Pyotr Pavlensky, 34, received a one-year jail term and two years suspended for the stunt, but should walk free, having already served 11 months in custody.
His former partner, Oksana Shalygina, received a two-year sentence, 16 months of which were suspended.
But Pavlensky was also ordered to pay 21,678 euros ($25,000) in damages to the Banque de France. “Never!” he said in Russian.
Pavlensky fled to France and was given asylum in 2017 after several provocative protests drew the ire of Russian authorities, not least one in which he nailed his scrotum to Moscow’s Red Square.
In France, Pavlensky kept up his work. In October 2017 he and Oksana Shalygina torched the front door of the Paris Bastille branch of the Banque de France.

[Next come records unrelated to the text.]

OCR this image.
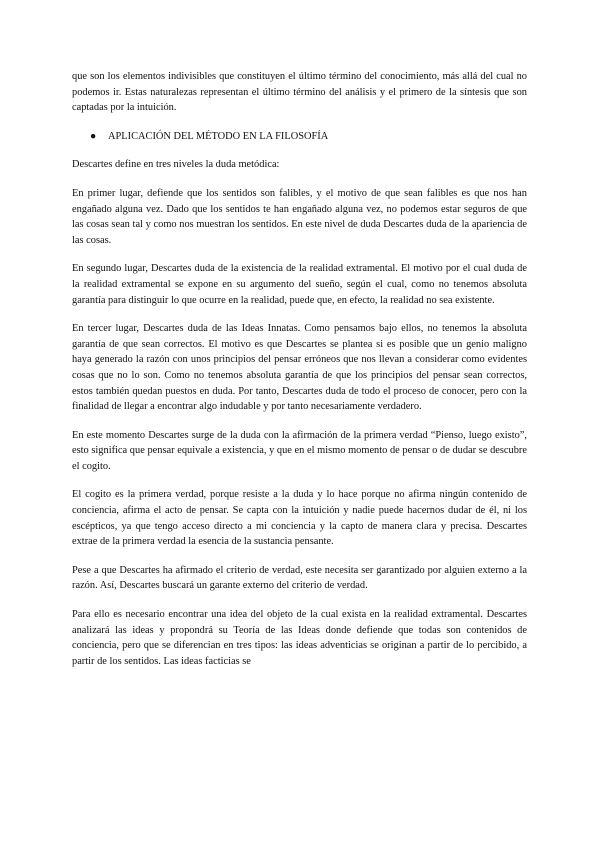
que son los elementos indivisibles que constituyen el último término del conocimiento, más allá del cual no podemos ir. Estas naturalezas representan el último término del análisis y el primero de la síntesis que son captadas por la intuición.

● APLICACIÓN DEL MÉTODO EN LA FILOSOFÍA

Descartes define en tres niveles la duda metódica:

En primer lugar, defiende que los sentidos son falibles, y el motivo de que sean falibles es que nos han engañado alguna vez. Dado que los sentidos te han engañado alguna vez, no podemos estar seguros de que las cosas sean tal y como nos muestran los sentidos. En este nivel de duda Descartes duda de la apariencia de las cosas.

En segundo lugar, Descartes duda de la existencia de la realidad extramental. El motivo por el cual duda de la realidad extramental se expone en su argumento del sueño, según el cual, como no tenemos absoluta garantía para distinguir lo que ocurre en la realidad, puede que, en efecto, la realidad no sea existente.

En tercer lugar, Descartes duda de las Ideas Innatas. Como pensamos bajo ellos, no tenemos la absoluta garantía de que sean correctos. El motivo es que Descartes se plantea si es posible que un genio maligno haya generado la razón con unos principios del pensar erróneos que nos llevan a considerar como evidentes cosas que no lo son. Como no tenemos absoluta garantía de que los principios del pensar sean correctos, estos también quedan puestos en duda. Por tanto, Descartes duda de todo el proceso de conocer, pero con la finalidad de llegar a encontrar algo indudable y por tanto necesariamente verdadero.

En este momento Descartes surge de la duda con la afirmación de la primera verdad “Pienso, luego existo”, esto significa que pensar equivale a existencia, y que en el mismo momento de pensar o de dudar se descubre el cogito.

El cogito es la primera verdad, porque resiste a la duda y lo hace porque no afirma ningún contenido de conciencia, afirma el acto de pensar. Se capta con la intuición y nadie puede hacernos dudar de él, ni los escépticos, ya que tengo acceso directo a mi conciencia y la capto de manera clara y precisa. Descartes extrae de la primera verdad la esencia de la sustancia pensante.

Pese a que Descartes ha afirmado el criterio de verdad, este necesita ser garantizado por alguien externo a la razón. Así, Descartes buscará un garante externo del criterio de verdad.

Para ello es necesario encontrar una idea del objeto de la cual exista en la realidad extramental. Descartes analizará las ideas y propondrá su Teoría de las Ideas donde defiende que todas son contenidos de conciencia, pero que se diferencian en tres tipos: las ideas adventicias se originan a partir de lo percibido, a partir de los sentidos. Las ideas facticias se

Locating it on the Place de la Bastille, where the French Revolution began in 1789, was “historically shameful”, he argued, adding: “Bankers have taken the place of monarchs.”
They were convicted of “dangerous destruction of property”.
Shalygina had been freed ahead of trial in January 2018, but the court at first deemed Pavlensky a flight risk and ordered him held in custody. He was eventually released last September.
After making global headlines with his Red Square scrotum performance titled “Fixation” in 2013.
2016, a Russian court fined him after he doused the doors of Russia’s FSB secret police headquarters with petrol and set them on fire.
Pavlensky has also sewn his lips together to protest the jailing of members of the feminist Russian punk group Pussy Riot, wrapped himself in barbed wire, and chopped off part of his ear.
In December 2016 Russian authorities said a theatre actress had accused Pavlensky of sexual assault, charges he denounced as fabricated.
He says he risks 10 years in a prison camp if returned to Russia.